Ajaran Islam dengan jelas menerangkan bagaimana adab kita pada pengantaran jenazah. Dalam Hadis Riwayat Muslim dikatakan “Apabila seorang Muslim mati, iringilah jenazahnya”. Proses pengiringan jenazah inilah yang memiliki adab yang nampaknya masyarakat kita belum paham sepenuhnya atau mungkin keliru dalam memahaminya.

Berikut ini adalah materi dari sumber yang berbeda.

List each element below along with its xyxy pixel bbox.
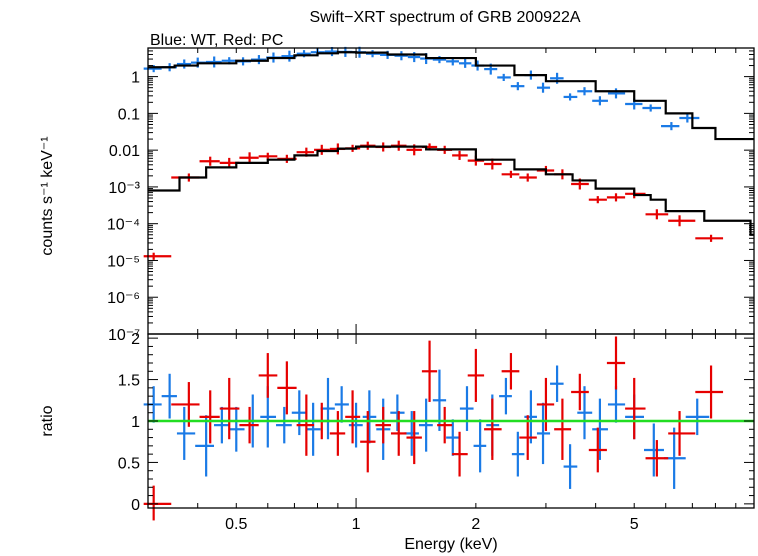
y-tick-label: 1.5 (118, 373, 140, 390)
y-tick-label: 0.01 (109, 143, 140, 160)
y-tick-label: 0.1 (118, 106, 140, 123)
pc-model-line (148, 145, 754, 236)
y-tick-label: 0.5 (118, 455, 140, 472)
x-axis-label: Energy (keV) (404, 536, 497, 553)
y-tick-label: 10⁻⁶ (107, 290, 140, 307)
ratio-y-label: ratio (39, 405, 56, 436)
spectrum-frame (147, 47, 755, 335)
x-tick-label: 0.5 (225, 516, 247, 533)
chart-title: Swift−XRT spectrum of GRB 200922A (309, 9, 580, 26)
x-tick-label: 1 (352, 516, 361, 533)
y-tick-label: 1 (131, 70, 140, 87)
ratio-panel: 0.5 1 2 5 0 0.5 1 1.5 2 ratio (39, 331, 755, 533)
spectrum-panel: 1 0.1 0.01 10⁻³ 10⁻⁴ 10⁻⁵ 10⁻⁶ 10⁻⁷ counts s⁻¹ … (39, 46, 755, 344)
y-tick-label: 10⁻⁷ (108, 327, 140, 344)
x-tick-label: 5 (630, 516, 639, 533)
x-tick-label: 2 (471, 516, 480, 533)
y-tick-label: 10⁻³ (108, 180, 140, 197)
spectrum-y-label: counts s⁻¹ keV⁻¹ (39, 136, 56, 255)
y-tick-label: 1 (131, 414, 140, 431)
y-tick-label: 10⁻⁵ (107, 253, 140, 270)
y-tick-label: 10⁻⁴ (107, 217, 140, 234)
y-tick-label: 2 (131, 331, 140, 348)
wt-model-line (148, 51, 754, 141)
y-tick-label: 0 (131, 497, 140, 514)
chart-subtitle: Blue: WT, Red: PC (150, 32, 283, 49)
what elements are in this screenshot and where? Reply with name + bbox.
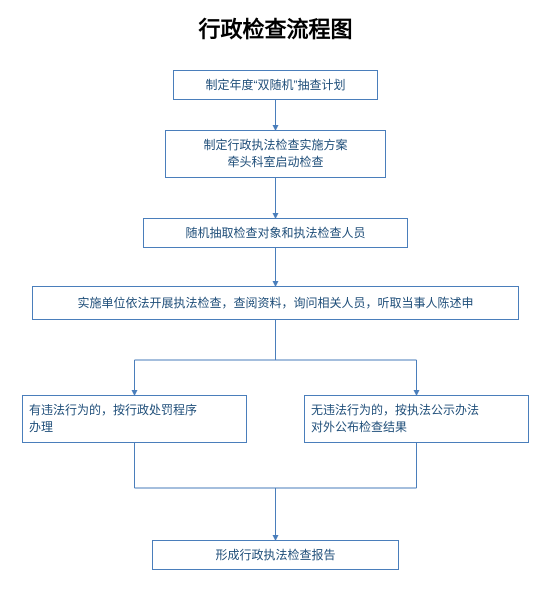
- node-text-line: 制定年度“双随机”抽查计划: [206, 77, 346, 94]
- page-title: 行政检查流程图: [0, 12, 551, 44]
- node-text-line: 形成行政执法检查报告: [215, 547, 335, 564]
- node-text-line: 实施单位依法开展执法检查，查阅资料，询问相关人员，听取当事人陈述申: [77, 295, 473, 312]
- node-text-line: 牵头科室启动检查: [227, 154, 323, 171]
- node-text-line: 对外公布检查结果: [311, 419, 407, 436]
- flow-node-n2: 制定行政执法检查实施方案牵头科室启动检查: [165, 130, 386, 178]
- node-text-line: 办理: [29, 419, 53, 436]
- node-text-line: 制定行政执法检查实施方案: [203, 137, 347, 154]
- flow-node-n1: 制定年度“双随机”抽查计划: [173, 70, 378, 100]
- node-text-line: 随机抽取检查对象和执法检查人员: [185, 225, 365, 242]
- flow-node-n7: 形成行政执法检查报告: [152, 540, 399, 570]
- flow-node-n5: 有违法行为的，按行政处罚程序办理: [22, 395, 247, 443]
- node-text-line: 有违法行为的，按行政处罚程序: [29, 402, 197, 419]
- flow-node-n3: 随机抽取检查对象和执法检查人员: [143, 218, 408, 248]
- flow-node-n4: 实施单位依法开展执法检查，查阅资料，询问相关人员，听取当事人陈述申: [32, 286, 519, 320]
- node-text-line: 无违法行为的，按执法公示办法: [311, 402, 479, 419]
- flow-node-n6: 无违法行为的，按执法公示办法对外公布检查结果: [304, 395, 529, 443]
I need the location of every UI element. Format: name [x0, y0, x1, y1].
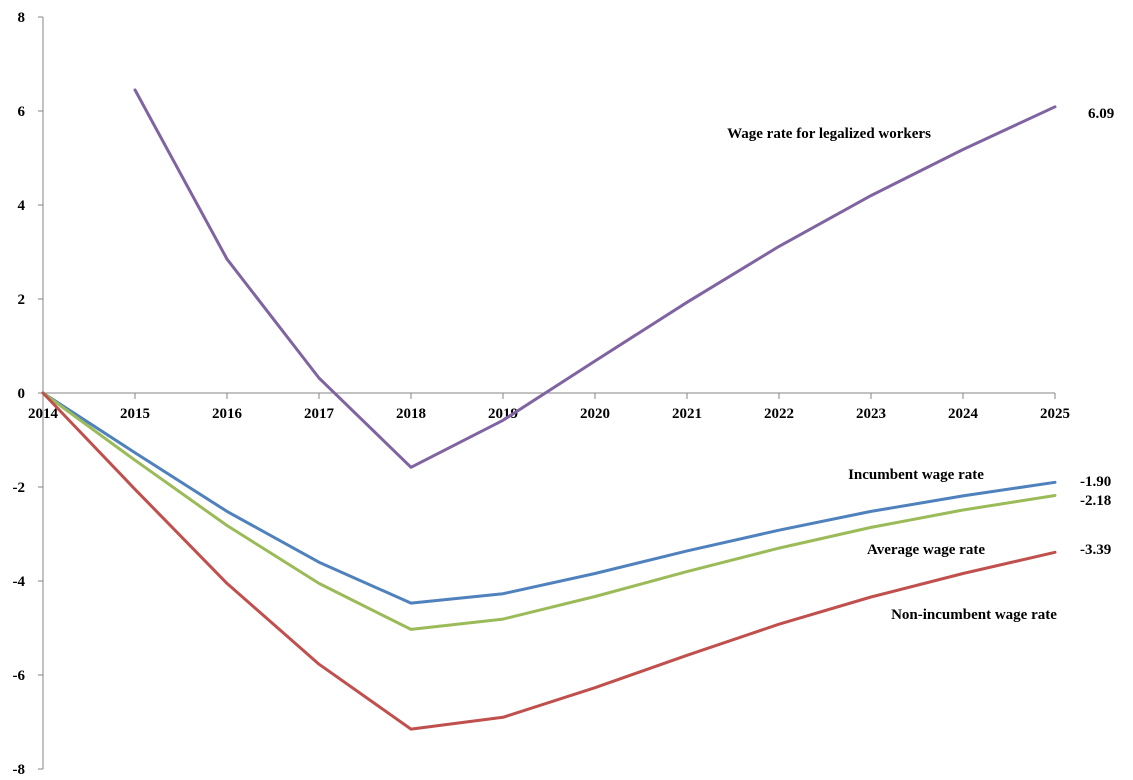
series-name-label: Wage rate for legalized workers — [727, 126, 931, 142]
y-tick-label: 6 — [18, 104, 26, 120]
y-tick-label: 0 — [18, 386, 26, 402]
y-tick-label: -8 — [13, 762, 26, 778]
x-tick-label: 2018 — [396, 406, 426, 422]
series-name-label: Average wage rate — [867, 542, 985, 558]
series-line-2 — [41, 391, 1057, 605]
series-end-value-label: -3.39 — [1080, 542, 1111, 558]
y-tick-label: 2 — [18, 292, 26, 308]
x-tick-label: 2021 — [672, 406, 702, 422]
series-line-1 — [133, 88, 1057, 469]
series-lines — [41, 88, 1057, 731]
x-tick-label: 2023 — [856, 406, 886, 422]
x-tick-label: 2025 — [1040, 406, 1070, 422]
x-tick-label: 2017 — [304, 406, 335, 422]
series-name-label: Incumbent wage rate — [848, 467, 984, 483]
y-tick-label: 8 — [18, 10, 26, 26]
annotations: Wage rate for legalized workers Incumbent… — [727, 106, 1114, 623]
x-tick-label: 2020 — [580, 406, 610, 422]
x-tick-label: 2014 — [28, 406, 59, 422]
x-tick-label: 2016 — [212, 406, 243, 422]
series-end-value-label: -2.18 — [1080, 493, 1111, 509]
y-tick-label: 4 — [18, 198, 26, 214]
series-name-label: Non-incumbent wage rate — [891, 607, 1057, 623]
x-tick-label: 2015 — [120, 406, 150, 422]
series-end-value-label: 6.09 — [1088, 106, 1114, 122]
y-tick-label: -6 — [13, 668, 26, 684]
x-tick-label: 2019 — [488, 406, 518, 422]
x-tick-label: 2022 — [764, 406, 794, 422]
x-tick-label: 2024 — [948, 406, 979, 422]
series-line-4 — [41, 391, 1057, 731]
series-line-3 — [41, 391, 1057, 631]
y-tick-label: -4 — [13, 574, 26, 590]
series-end-value-label: -1.90 — [1080, 474, 1111, 490]
axes: -8 -6 -4 -2 0 2 4 6 8 2014 2015 2016 2017 2018 2019 202… — [13, 10, 1071, 778]
y-tick-label: -2 — [13, 480, 26, 496]
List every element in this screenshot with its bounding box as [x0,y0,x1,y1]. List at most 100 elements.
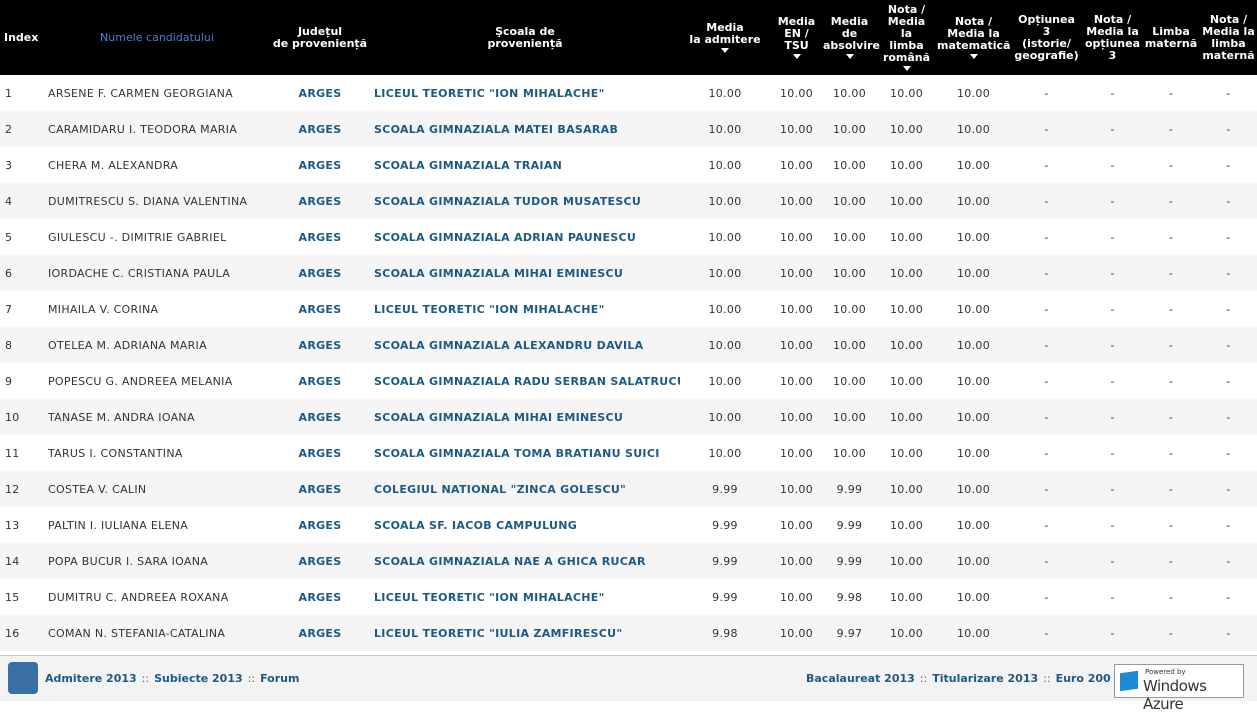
footer-link[interactable]: Euro 200 [1055,672,1111,685]
badge-small: Powered by [1145,668,1186,676]
table-cell: - [1168,302,1174,316]
table-cell: 10.00 [780,158,813,172]
table-cell: 10.00 [780,518,813,532]
header-line: Nota / [1209,12,1248,26]
table-cell: 10.00 [770,183,823,219]
table-cell: POPA BUCUR I. SARA IOANA [44,543,270,579]
table-cell: 10.00 [680,183,770,219]
table-cell: 12 [0,471,44,507]
table-cell: ARGES [270,615,370,651]
table-row: 16 COMAN N. STEFANIA-CATALINA ARGES LICEUL … [0,615,1257,651]
table-row: 3 CHERA M. ALEXANDRA ARGES SCOALA GIMNAZIAL… [0,147,1257,183]
table-cell: - [1142,327,1200,363]
table-cell: 8 [0,327,44,363]
table-cell: 10.00 [780,230,813,244]
header-line: Media la [1202,24,1255,38]
table-cell: 9.99 [712,518,738,532]
footer-link[interactable]: Admitere 2013 [45,672,137,685]
table-cell: 10.00 [823,183,876,219]
table-cell: - [1083,183,1142,219]
table-cell: - [1044,374,1049,388]
header-line: la [900,27,913,40]
table-cell: LICEUL TEORETIC "ION MIHALACHE" [374,86,605,100]
header-line: Județul [297,24,343,38]
table-cell: - [1200,399,1257,435]
table-cell: - [1226,86,1231,100]
header-line: maternă [1202,48,1255,62]
table-cell: 10.00 [937,327,1010,363]
site-icon [8,662,38,694]
table-cell: 10.00 [957,86,990,100]
table-cell: - [1226,374,1231,388]
table-cell: COLEGIUL NATIONAL "ZINCA GOLESCU" [370,471,680,507]
table-cell: 6 [0,255,44,291]
header-line: matematică [937,39,1011,52]
table-cell: ARSENE F. CARMEN GEORGIANA [48,86,233,100]
table-cell: 10.00 [876,615,937,651]
table-cell: - [1083,327,1142,363]
footer-link[interactable]: Titularizare 2013 [932,672,1039,685]
table-cell: DUMITRU C. ANDREEA ROXANA [48,590,229,604]
table-cell: 10.00 [937,183,1010,219]
table-row: 11 TARUS I. CONSTANTINA ARGES SCOALA GIMNAZ… [0,435,1257,471]
table-cell: CHERA M. ALEXANDRA [48,158,179,172]
table-cell: - [1226,518,1231,532]
footer-link[interactable]: Subiecte 2013 [154,672,243,685]
header-line: Şcoala de [495,24,555,38]
table-row: 13 PALTIN I. IULIANA ELENA ARGES SCOALA SF.… [0,507,1257,543]
table-cell: - [1044,302,1049,316]
table-cell: 10.00 [708,230,742,244]
table-cell: - [1010,543,1083,579]
table-cell: 10.00 [890,158,923,172]
header-line: geografie) [1014,48,1079,62]
table-cell: - [1110,446,1115,460]
table-cell: - [1044,590,1049,604]
column-header[interactable]: Numele candidatului [44,0,270,75]
footer-link[interactable]: Bacalaureat 2013 [806,672,915,685]
table-cell: TANASE M. ANDRA IOANA [44,399,270,435]
table-cell: 10.00 [876,327,937,363]
table-row: 4 DUMITRESCU S. DIANA VALENTINA ARGES SCOAL… [0,183,1257,219]
header-line: absolvire [823,39,880,52]
column-header[interactable]: Nota / Media la limba română [876,0,937,75]
column-header[interactable]: Media de absolvire [823,0,880,75]
table-cell: 10.00 [833,230,866,244]
footer-link[interactable]: Forum [260,672,300,685]
table-cell: - [1010,615,1083,651]
table-cell: 9.99 [712,590,738,604]
table-cell: 10.00 [876,183,937,219]
table-cell: 7 [5,302,13,316]
separator: :: [247,672,256,685]
header-line: Limba [1152,24,1190,38]
header-line: Media [887,15,926,28]
table-cell: ARGES [298,518,342,532]
table-cell: SCOALA SF. IACOB CAMPULUNG [374,518,578,532]
table-cell: 10.00 [957,446,990,460]
header-line: maternă [1144,36,1198,50]
table-cell: 10.00 [957,374,990,388]
separator: :: [1043,672,1051,685]
column-header[interactable]: Media la admitere [680,0,770,75]
sort-arrow [792,54,801,59]
table-cell: 10.00 [770,111,823,147]
table-cell: 10.00 [770,327,823,363]
table-cell: 10.00 [876,471,937,507]
table-cell: COSTEA V. CALIN [44,471,270,507]
table-cell: - [1110,230,1115,244]
table-cell: 10.00 [937,399,1010,435]
table-cell: SCOALA GIMNAZIALA TRAIAN [374,158,563,172]
table-cell: 9.99 [680,543,770,579]
table-cell: 10.00 [708,302,742,316]
table-cell: 9.98 [836,590,863,604]
header-line: Nota / [954,15,993,28]
table-cell: ARGES [270,183,370,219]
table-cell: 13 [5,518,20,532]
table-cell: 10.00 [890,86,923,100]
table-cell: - [1044,518,1049,532]
header-line: Numele candidatului [100,30,214,44]
table-cell: 10.00 [833,446,866,460]
column-header[interactable]: Media EN / TSU [770,0,823,75]
column-header[interactable]: Nota / Media la matematică [937,0,1010,75]
table-cell: ARGES [298,590,342,604]
table-cell: - [1142,543,1200,579]
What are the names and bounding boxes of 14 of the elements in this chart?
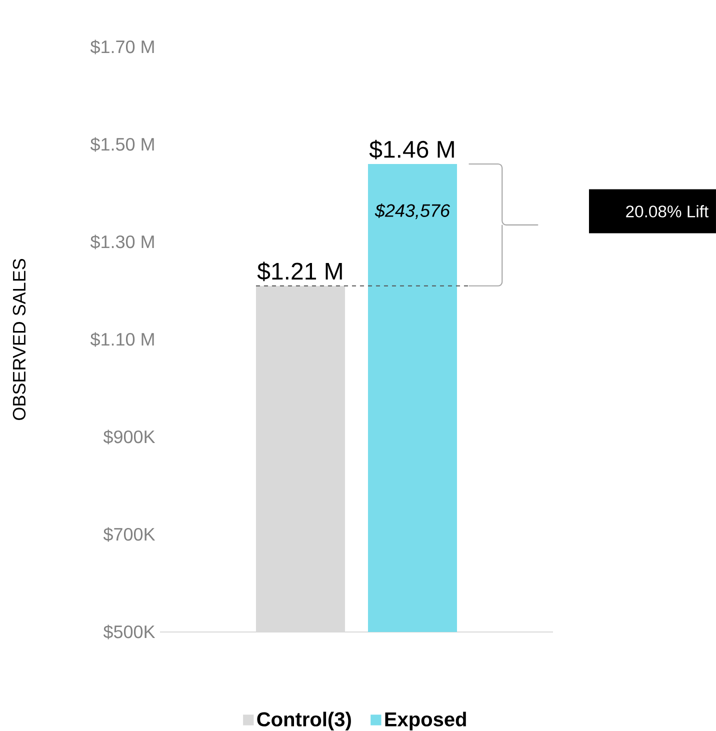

Adab dalam mengiringi jenazah menurut Islam, penulis kutip dari Imam al-Ghazali dalam risalahnya berjudul Al-Adab fid Din, dikatakan bahwa adab mengiringi jenazah di antaranya, senantiasa khusyu’, menundukkan pandangan, tidak bercakap-cakap, mengamati jenazah dengan mengambil pelajaran darinya, memikirkan pertanyaan kubur yang harus dijawabnya, bertekad segera bertaubat serta berharap agar tidak termasuk golongan yang celaka ketika maut datang menjemputnya. Dari semua adab itu, apakah betul-betul telah dipahami oleh masyarakat kita?
Misalnya, adab mengiringi jenazah dengan senantiasa dalam keadaan khusyu’. Keadaan khusyu’ yang dimaksud adalah setiap pelayat yang mengiringi jenazah hingga ke tempat pemakaman hendaknya senantiasa sadar bahwa kematian tentu menimbulkan duka mendalam bagi keluarga sehingga sikap khusyu’ dilakukan untuk menghormati perasaan duka keluarga yang ditinggalkan.
Adab lainnya adalah tidak bercakap-cakap pada saat mengantar jenazah. Hal ini dimaksudkan agar tercipta suasana khusyu’ dalam pengantaran jenazah. Namun bukan berarti kita diharuskan berdiam diri pada saat pengiringan jenazah, tetapi dianjurkan untuk mengeluarkan kalimat-kalimat thayyibah sebagai pengingat keimanan kita kepada sang Pencipta.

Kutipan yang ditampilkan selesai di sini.